A MP 896/2019, adjetivada de MP do Agro, fez supor que toda sua disciplina, assim que transformada em Lei, teria como objetivo voltar-se exclusivamente ao agronegócio, notadamente ao produtor rural.
Ao ser convertida na Lei nº 13.986/2020 (Lei do Agro), o que ficou patente é que um dos seus institutos inovadores, a saber, o patrimônio de afetação, bem assim o título de crédito que instituiu, qual seja, a Cédula Imobiliária Rural, não estavam reservados ao produtor rural.
Patrimônio de afetação
No caso do patrimônio de afetação, não obstante passível de incidir somente sobre imóvel rural, sua constituição não é obra do produtor rural, mas sim, do proprietário rural, seja ele produtor rural ou não.
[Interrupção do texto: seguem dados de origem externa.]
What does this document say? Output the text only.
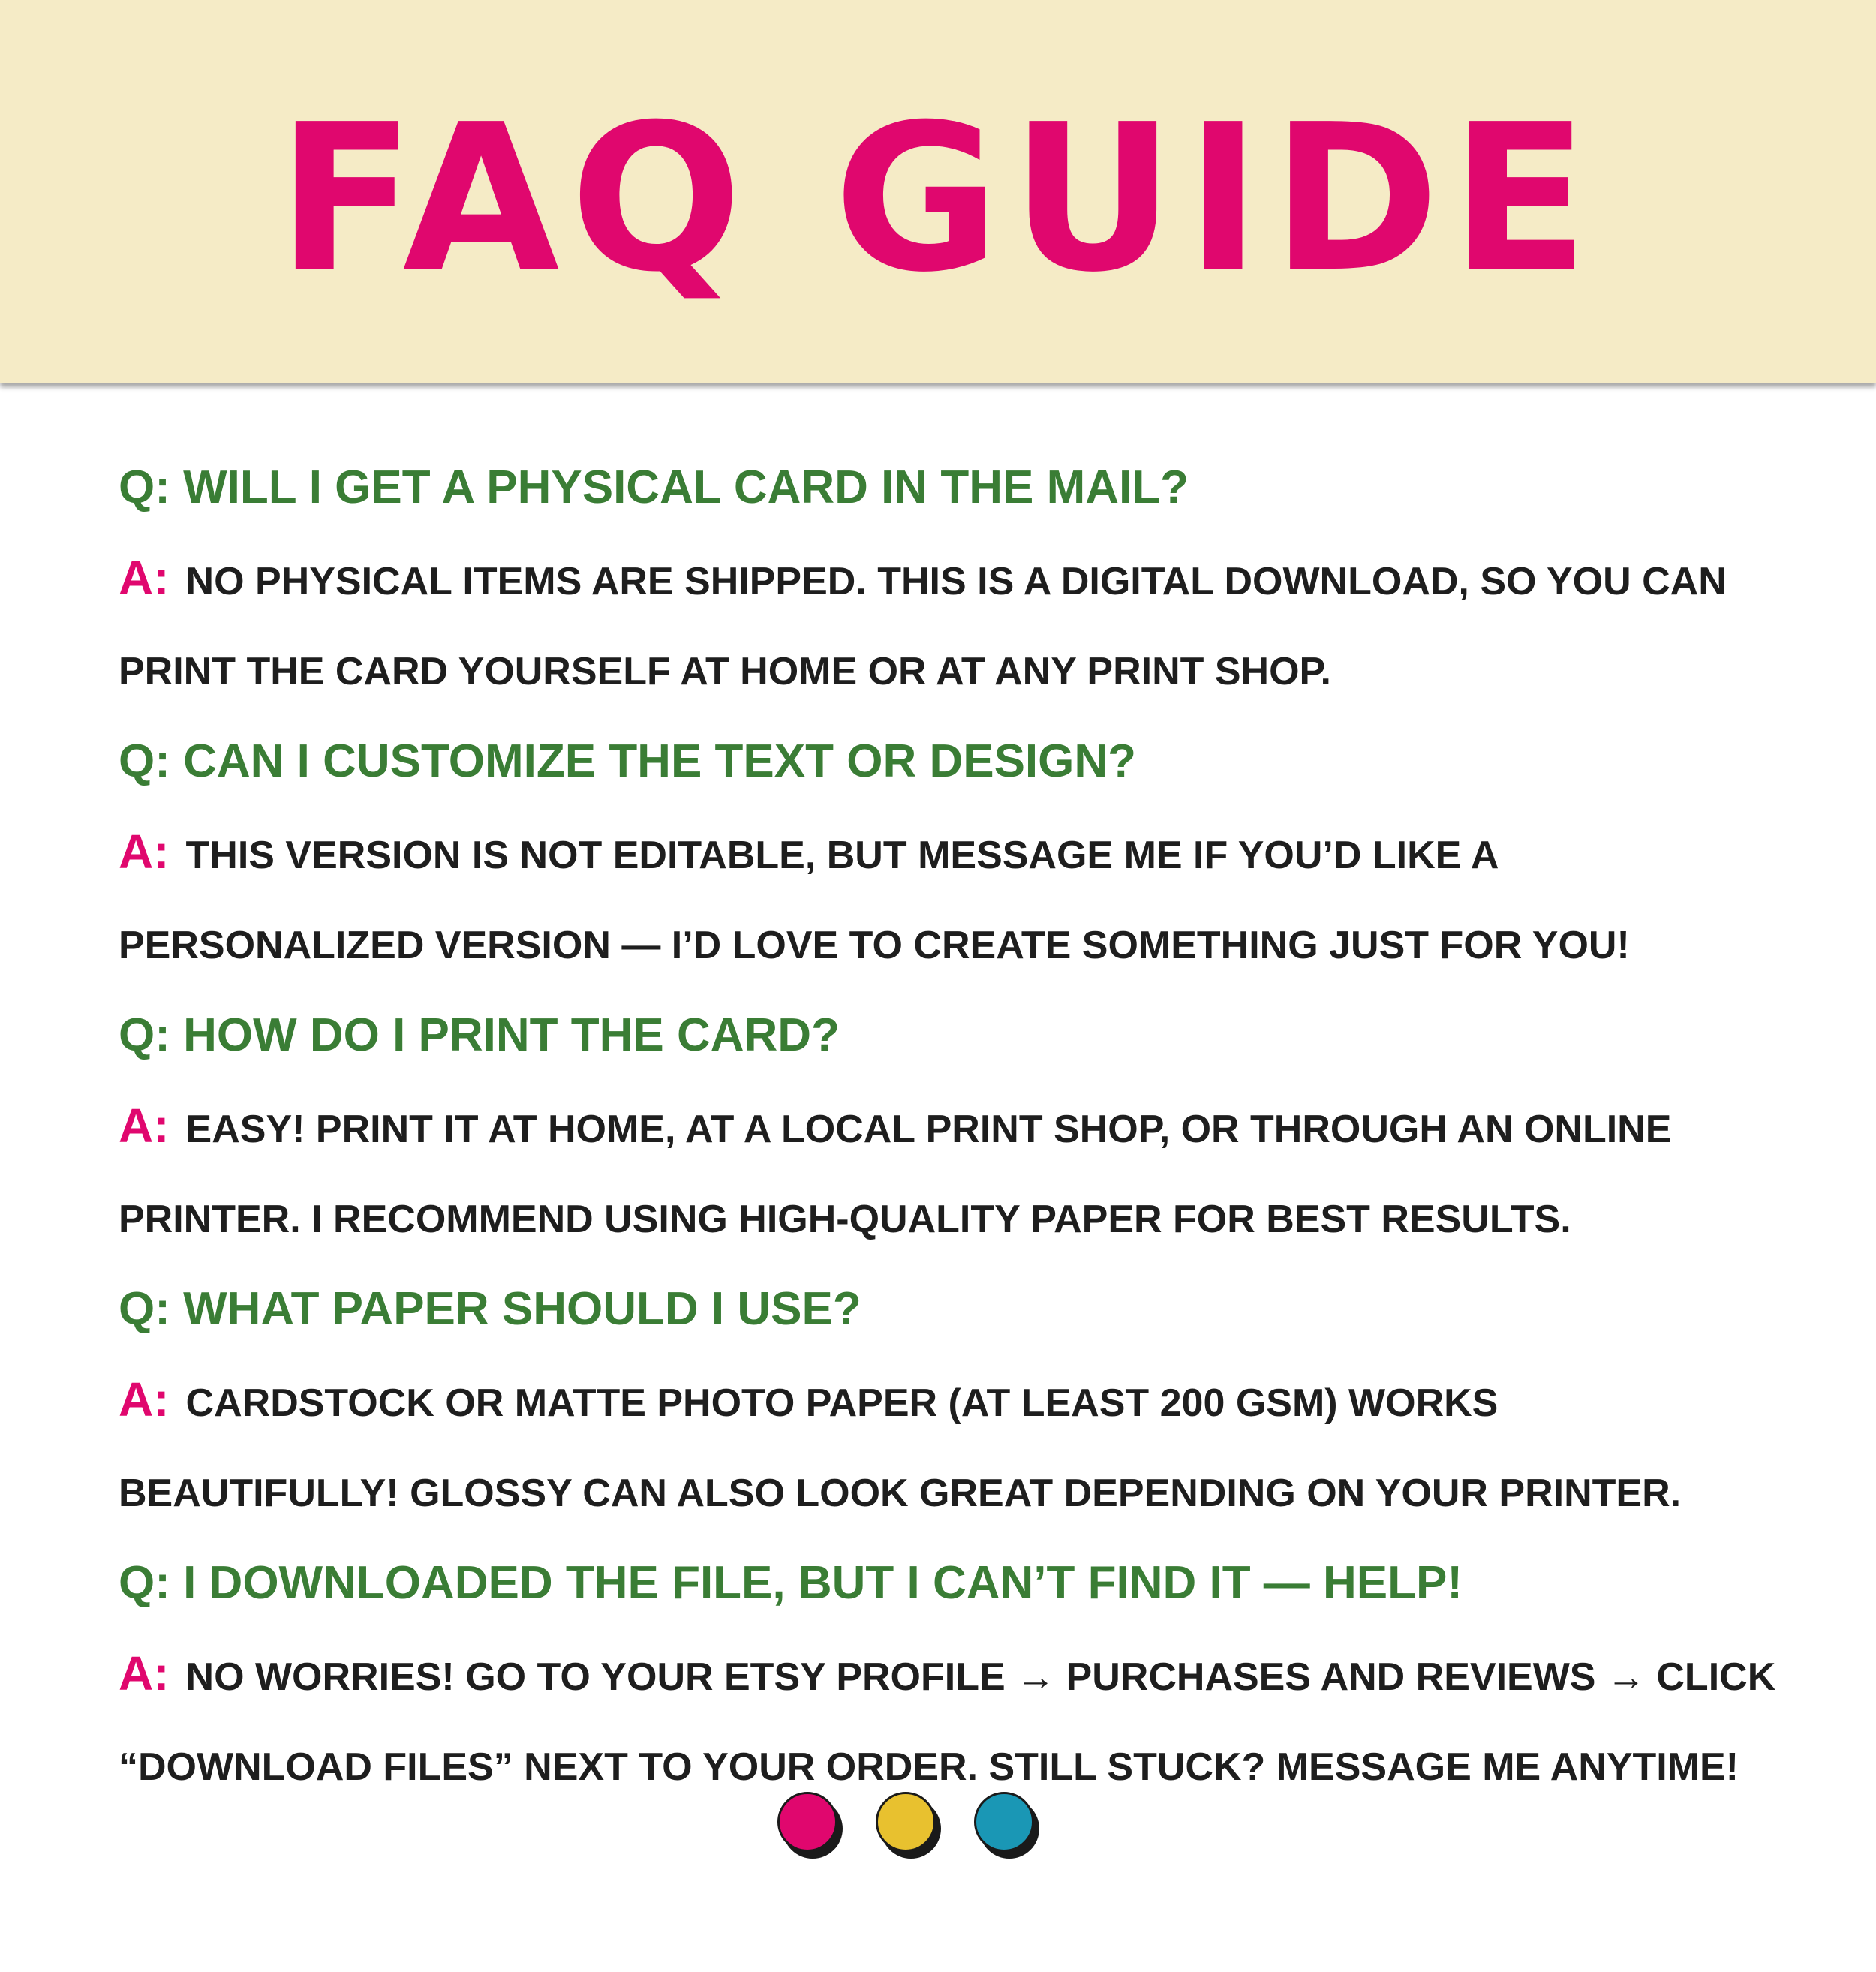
FAQ GUIDE

Q: WILL I GET A PHYSICAL CARD IN THE MAIL?

A: NO PHYSICAL ITEMS ARE SHIPPED. THIS IS A DIGITAL DOWNLOAD, SO YOU CAN
PRINT THE CARD YOURSELF AT HOME OR AT ANY PRINT SHOP.

Q: CAN I CUSTOMIZE THE TEXT OR DESIGN?

A: THIS VERSION IS NOT EDITABLE, BUT MESSAGE ME IF YOU’D LIKE A
PERSONALIZED VERSION — I’D LOVE TO CREATE SOMETHING JUST FOR YOU!

Q: HOW DO I PRINT THE CARD?

A: EASY! PRINT IT AT HOME, AT A LOCAL PRINT SHOP, OR THROUGH AN ONLINE
PRINTER. I RECOMMEND USING HIGH-QUALITY PAPER FOR BEST RESULTS.

Q: WHAT PAPER SHOULD I USE?

A: CARDSTOCK OR MATTE PHOTO PAPER (AT LEAST 200 GSM) WORKS
BEAUTIFULLY! GLOSSY CAN ALSO LOOK GREAT DEPENDING ON YOUR PRINTER.

Q: I DOWNLOADED THE FILE, BUT I CAN’T FIND IT — HELP!

A: NO WORRIES! GO TO YOUR ETSY PROFILE → PURCHASES AND REVIEWS → CLICK
“DOWNLOAD FILES” NEXT TO YOUR ORDER. STILL STUCK? MESSAGE ME ANYTIME!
Afinal, a Lei dispõe em seu Art. 7º que a submissão do imóvel rural ao patrimônio de afetação está na esfera de competência do seu proprietário, sem exigir que o mesmo seja produtor rural.
Produtor rural, como se sabe, é quem produz produto rural e não aquele que é proprietário de imóvel rural.
É fato que ser proprietário rural e produtor rural podem se confundir numa única e mesma pessoa, mas não necessariamente. Afinal, é possível ser produtor rural sem ser proprietário de imóvel rural ou vice-versa, é possível ser proprietário rural sem ser produtor rural.
Portanto, quando se tratar de imóvel de afetação em imóvel rural o correto é dizer que se trata de instituto voltado ao interesse do proprietário rural e não necessariamente do produtor rural.
Cédula Imobiliária Rural na Lei do Agro
O mesmo entendimento se aplica à Cédula Imobiliária Rural que, tendo sido instituída para ter como garantia imóvel rural submetido ao regime de afetação, pode ser emitida pelo proprietário rural (Art. 18).
Como a Lei não exige que o proprietário rural emitente da CIR seja também produtor rural, isso quer dizer que o ser proprietário rural é condição para firmação da Cédula, mas não o ser produtor rural.
Portanto, diante da disciplina da Lei do Agro, é possível deduzir que não se trata de privilégio exclusivo do produtor rural a constituição do patrimônio de afetação em imóvel, menos ainda a emissão da Cédula Imobiliária Rural, embora por ele possa ser utilizada.
Vale dizer mais, ou seja, que tanto o patrimônio de afetação, como a Cédula Imobiliária Rural, ambos poderão ser empregados em operações de crédito para além daquelas que são próprias do agronegócio.
Deste modo, o correto é referir-se ao patrimônio de afetação em imóvel rural e a emissão da Cédula Imobiliária Rural como do interesse do proprietário rural, o que deixa evidente que, nestas partes, a Lei do Agro foi para além do agro.